Goldman Sachs has forecast sugar prices falling to levels not seen since 2007, overshadowing an announcement by Germany’s Suedzucker of “high demand” for sugar.
‘Expected to be hit hardest’
Cotton - which Goldman said represented with corn “the most energy intensive commodities”, meaning that “we would expect them to be hit hardest” by oil’s price tumble – fell by 2.2% to 56.64 cents a pound in New York for May.
That was a four-year closing low for a spot contract.
Goldman also flagged the threat to cotton demand from “the virus-related weaker global growth outlook, with our economists downgrading growth expectations for 2020 from 3.4% to 2%, with the risk of a recession increasing”.
Furthermore, “supply-side disruption to the textile industry in Vietnam presents a tail risk to US exports for the second and third quarters of 2020, as the country was the lone bright spot in US exports”.
However, flying the flag for soft commodity bulls was arabica coffee, which for May rose by 1.7% to 112.60 cents a pound.

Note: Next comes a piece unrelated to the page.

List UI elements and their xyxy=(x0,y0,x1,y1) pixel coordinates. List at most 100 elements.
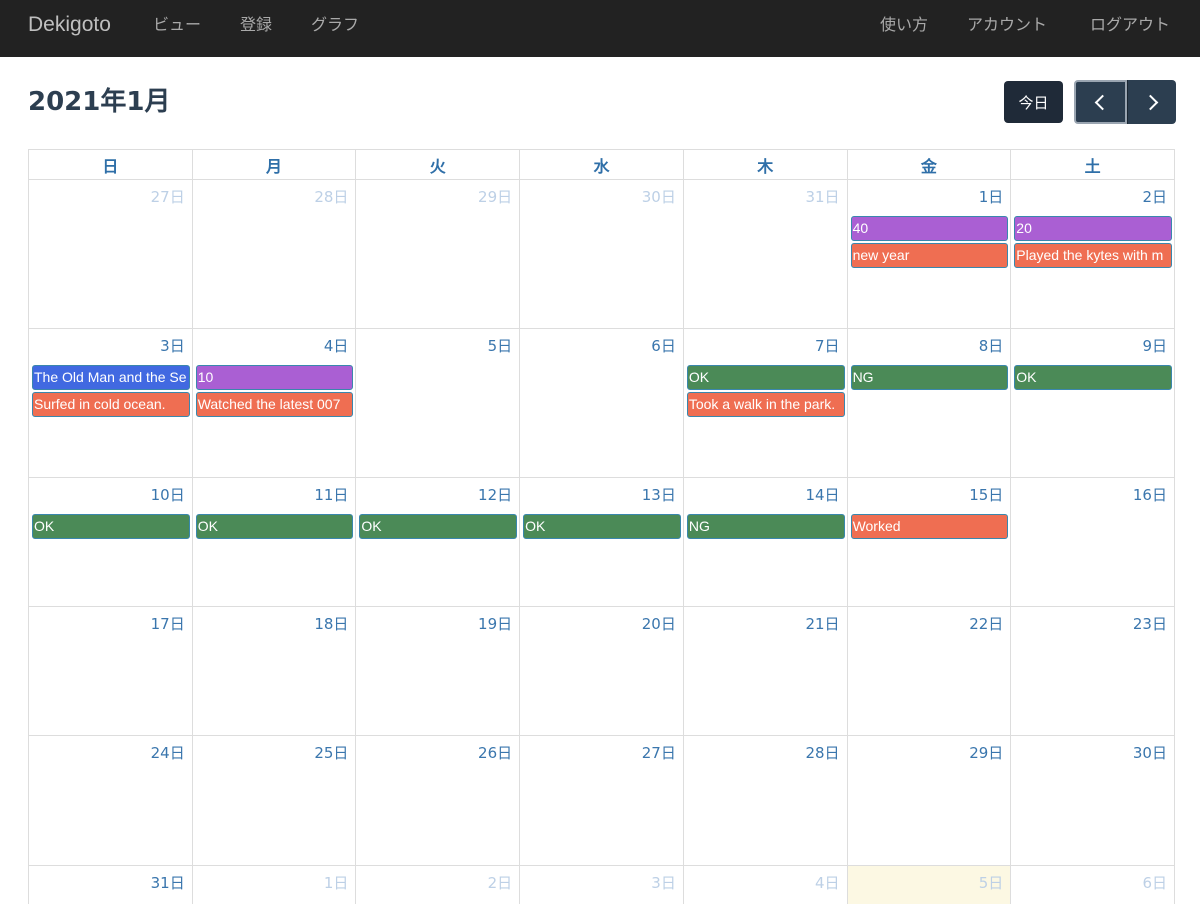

This despite a caution from Goldman Sachs of a 10% dent to demand from Covid-19, as virus fears deter consumers from eating out, but came amid worries of a further squeeze on Brazilian exports from Santos, the country’s largest port, thanks to measures to tackle coronavirus.
Indeed, futures closed well below an earlier high of 119.45 cents a pound, after reports that some agreement had been reached with unions to keep shipments rolling.